“Work is love made visible.” -Kahlil Gibran
Or, at least it should be. In the same poem he wrote:
And all urge is blind save when there is knowledge,
And all knowledge is vain save when there is work,
And all work is empty save when there is love…
[T]o love life through labor is to be intimate with life’s
These are the words I remembered during the past few days when I was out-of-town at the home of an avid art collector preparing an exhibition for Fall 2024. I’ve known him for decades and have helped in small ways with the building of his magnificent collection of Scandinavian folk and fine art. He collects with love and seeks to know and understand the origin and meanings of each object with an enthusiasm generally reserved for new romances. He sees the connections among his objects – ceramics, drawings, furniture, glass, metalwork, paintings, prints, sculptures, tapestries – acquiring works that converse with one another and enlarge one’s understanding of existing members of his collection. I smile each time I see a missive from him in my Inbox, always accompanied by photos, and sometimes auction catalogue entries. I can feel his heartfelt jubilation, even when his messages are succinct and descriptive.
I was not alone. My co-curator is an internationally renowned Edvard Munch expert I have known since grad school. We’ve had strangely parallel lives that facilitate communication – verbal and non-verbal – and we enjoy working and playing together. And to aid two scholars accustomed to envisioning exhibitions of two-dimensional works, we invited a designer whose knowledge and patience made my first solo curatorial experience – a Rodin exhibition at the Brooklyn Museum in the mid-1980s – one of the highlights of my career. I knew the chemistry among us would be good, but how good, I couldn’t imagine.
Designer collected us at the airport, and we headed directly to the museum to do a ‘walk through’ of the galleries where ‘our’ exhibition would take place. Within the first five minutes, the vision that Co-Curator and I had internalized over the past six months began to dissipate. After an hour, it was transformed from what suddenly felt like an amateurish and impractical concept with unsolvable logistical challenges, to a viable, innovative, visually and intellectually stimulating, visitor-friendly installation. Afterwards, I felt blissfully drained of energy, as if what had just transpired was a synergistic, exothermic reaction. Relaxing in a creek-side hot tub and discovering surprising common ground in our personal lives – not finishing high school, for instance – left us happy and exhausted.
The good vibes intensified the following day when we met the collector. Rather than three experts and a collector preparing the first ever exhibition in North America of Scandinavian fine and folk art, we were four friends on a really terrific adventure. Crawling around on the floor with tape measures, sharing aesthetic and pragmatic insights, and solving problems with unanimity – or willing compromise – made a very long day of intensive work feel like play. The adult nerd version of rewarding physically and mentally exhausting recreation. This was positive work. The kind Gibran wrote about.

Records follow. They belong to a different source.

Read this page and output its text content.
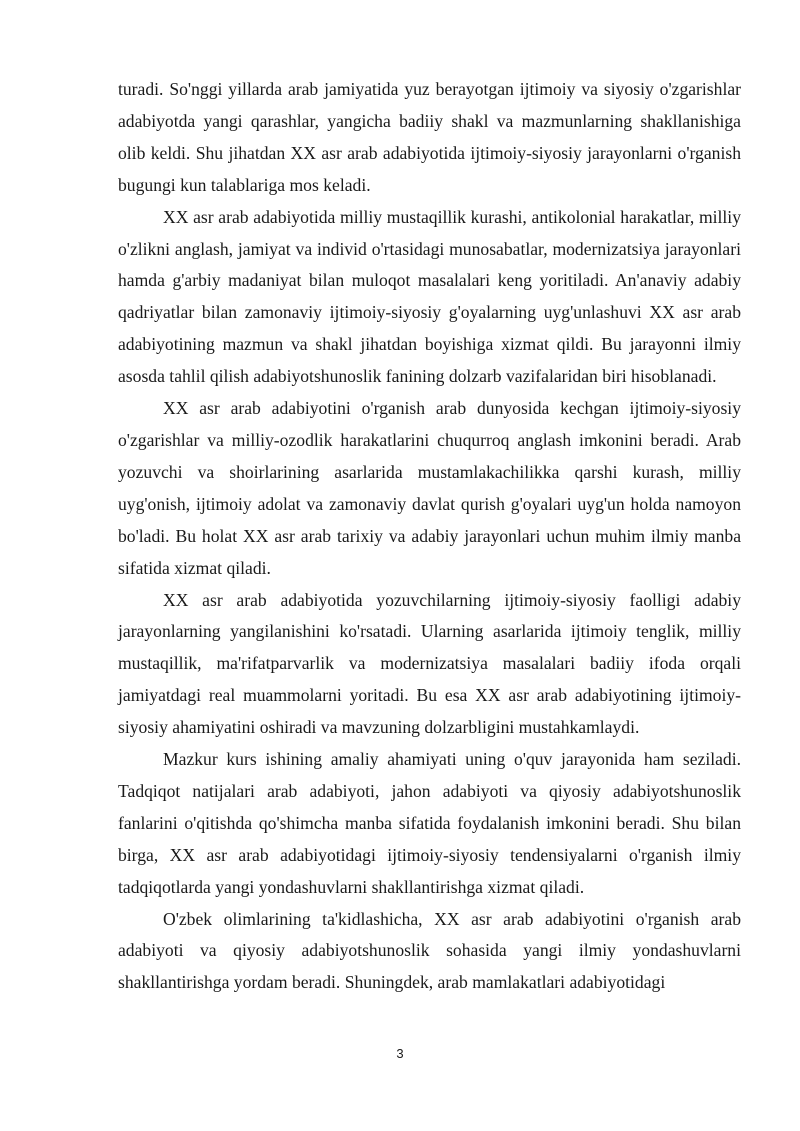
turadi. So'nggi yillarda arab jamiyatida yuz berayotgan ijtimoiy va siyosiy o'zgarishlar adabiyotda yangi qarashlar, yangicha badiiy shakl va mazmunlarning shakllanishiga olib keldi. Shu jihatdan XX asr arab adabiyotida ijtimoiy-siyosiy jarayonlarni o'rganish bugungi kun talablariga mos keladi.

XX asr arab adabiyotida milliy mustaqillik kurashi, antikolonial harakatlar, milliy o'zlikni anglash, jamiyat va individ o'rtasidagi munosabatlar, modernizatsiya jarayonlari hamda g'arbiy madaniyat bilan muloqot masalalari keng yoritiladi. An'anaviy adabiy qadriyatlar bilan zamonaviy ijtimoiy-siyosiy g'oyalarning uyg'unlashuvi XX asr arab adabiyotining mazmun va shakl jihatdan boyishiga xizmat qildi. Bu jarayonni ilmiy asosda tahlil qilish adabiyotshunoslik fanining dolzarb vazifalaridan biri hisoblanadi.

XX asr arab adabiyotini o'rganish arab dunyosida kechgan ijtimoiy-siyosiy o'zgarishlar va milliy-ozodlik harakatlarini chuqurroq anglash imkonini beradi. Arab yozuvchi va shoirlarining asarlarida mustamlakachilikka qarshi kurash, milliy uyg'onish, ijtimoiy adolat va zamonaviy davlat qurish g'oyalari uyg'un holda namoyon bo'ladi. Bu holat XX asr arab tarixiy va adabiy jarayonlari uchun muhim ilmiy manba sifatida xizmat qiladi.

XX asr arab adabiyotida yozuvchilarning ijtimoiy-siyosiy faolligi adabiy jarayonlarning yangilanishini ko'rsatadi. Ularning asarlarida ijtimoiy tenglik, milliy mustaqillik, ma'rifatparvarlik va modernizatsiya masalalari badiiy ifoda orqali jamiyatdagi real muammolarni yoritadi. Bu esa XX asr arab adabiyotining ijtimoiy-siyosiy ahamiyatini oshiradi va mavzuning dolzarbligini mustahkamlaydi.

Mazkur kurs ishining amaliy ahamiyati uning o'quv jarayonida ham seziladi. Tadqiqot natijalari arab adabiyoti, jahon adabiyoti va qiyosiy adabiyotshunoslik fanlarini o'qitishda qo'shimcha manba sifatida foydalanish imkonini beradi. Shu bilan birga, XX asr arab adabiyotidagi ijtimoiy-siyosiy tendensiyalarni o'rganish ilmiy tadqiqotlarda yangi yondashuvlarni shakllantirishga xizmat qiladi.

O'zbek olimlarining ta'kidlashicha, XX asr arab adabiyotini o'rganish arab adabiyoti va qiyosiy adabiyotshunoslik sohasida yangi ilmiy yondashuvlarni shakllantirishga yordam beradi. Shuningdek, arab mamlakatlari adabiyotidagi

3
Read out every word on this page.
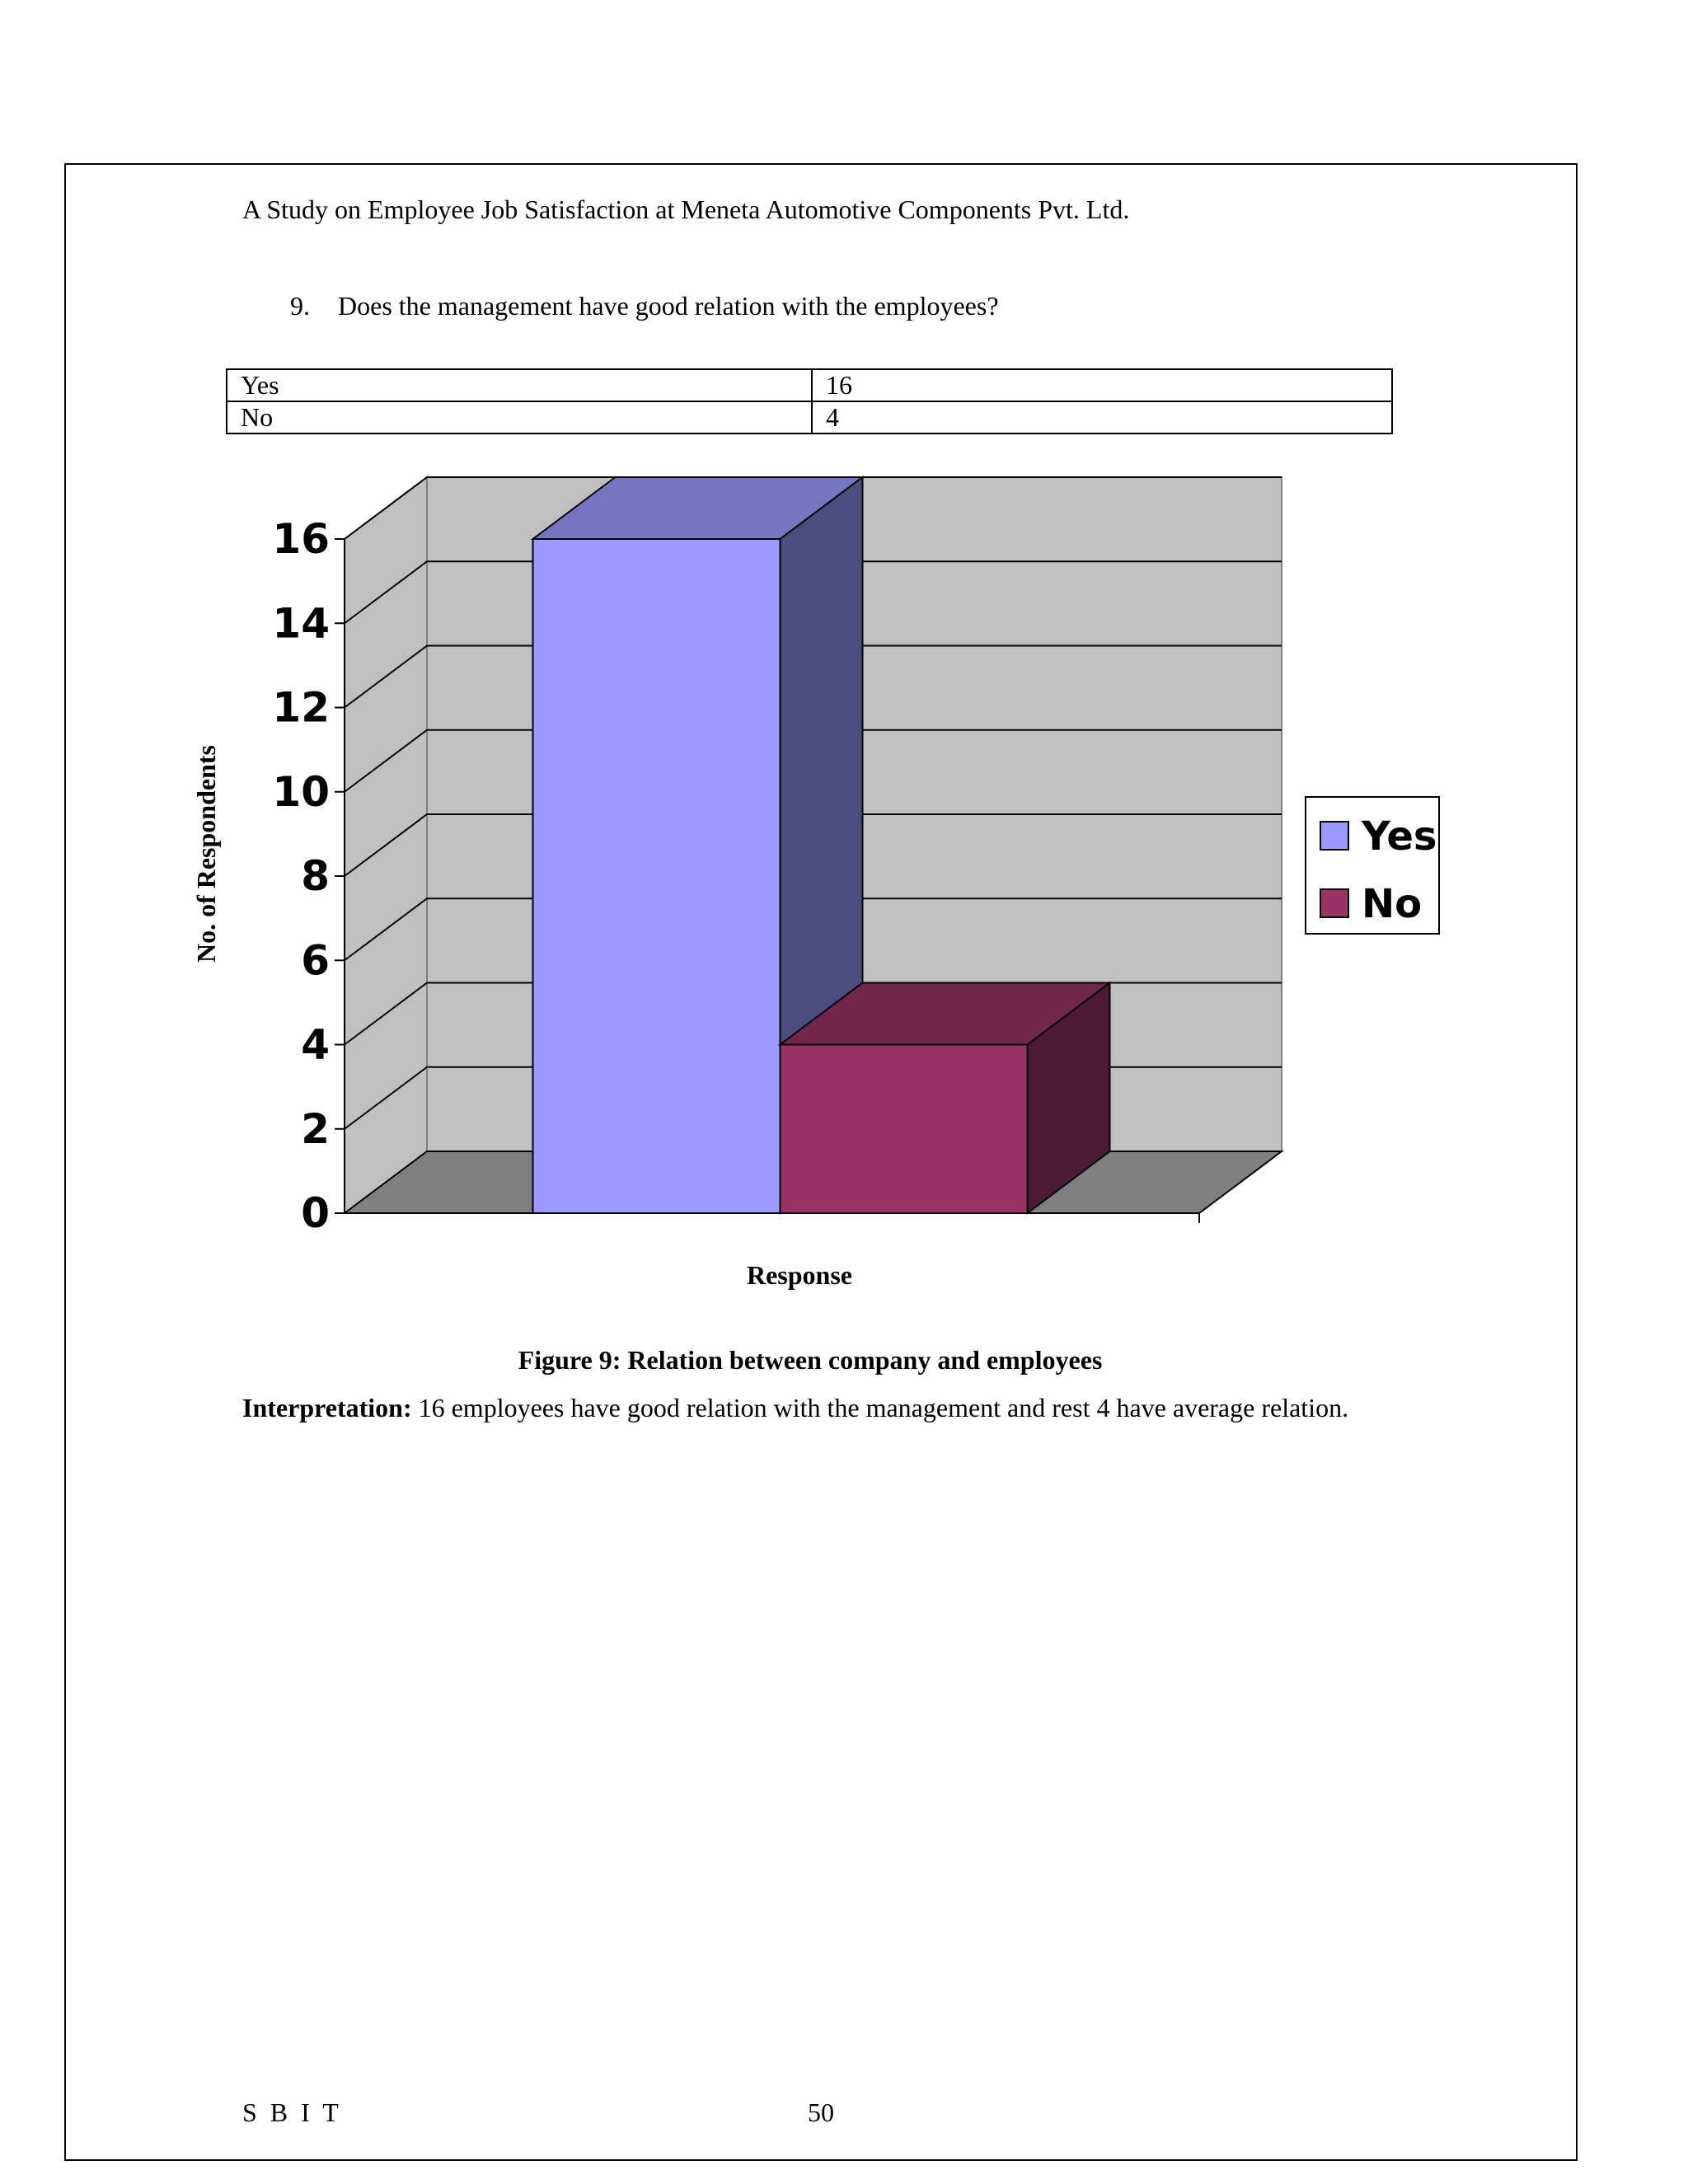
A Study on Employee Job Satisfaction at Meneta Automotive Components Pvt. Ltd.
9. Does the management have good relation with the employees?
Yes	16
No	4
0
2
4
6
8
10
12
14
16
Response
No. of Respondents	Yes
No
Figure 9: Relation between company and employees
Interpretation: 16 employees have good relation with the management and rest 4 have average relation.
S B I T	50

Too many individuals – whether well or poorly compensated – engage in work that generates anxiety- and stress-induced trauma rather than reassuring and pleasurable productivity. Whatever joy one may have woken with is routinely drained by workplace ‘worst practices’ often promoted with gaslighting zeal as ‘best practices’. When I arrived at the airport to catch a plane back to my home in Purgatory, I recognized that in the topsy turvy world in which we now live, even teaching and learning often constitute negative, loveless work. As Gibran observed: “And if you cannot work with love but only with distaste, it is better that you should leave your work and sit at the gate of the temple and take alms from those who work with joy.” Are you listening administrators, business owners, bureaucrats, legislators, politicians?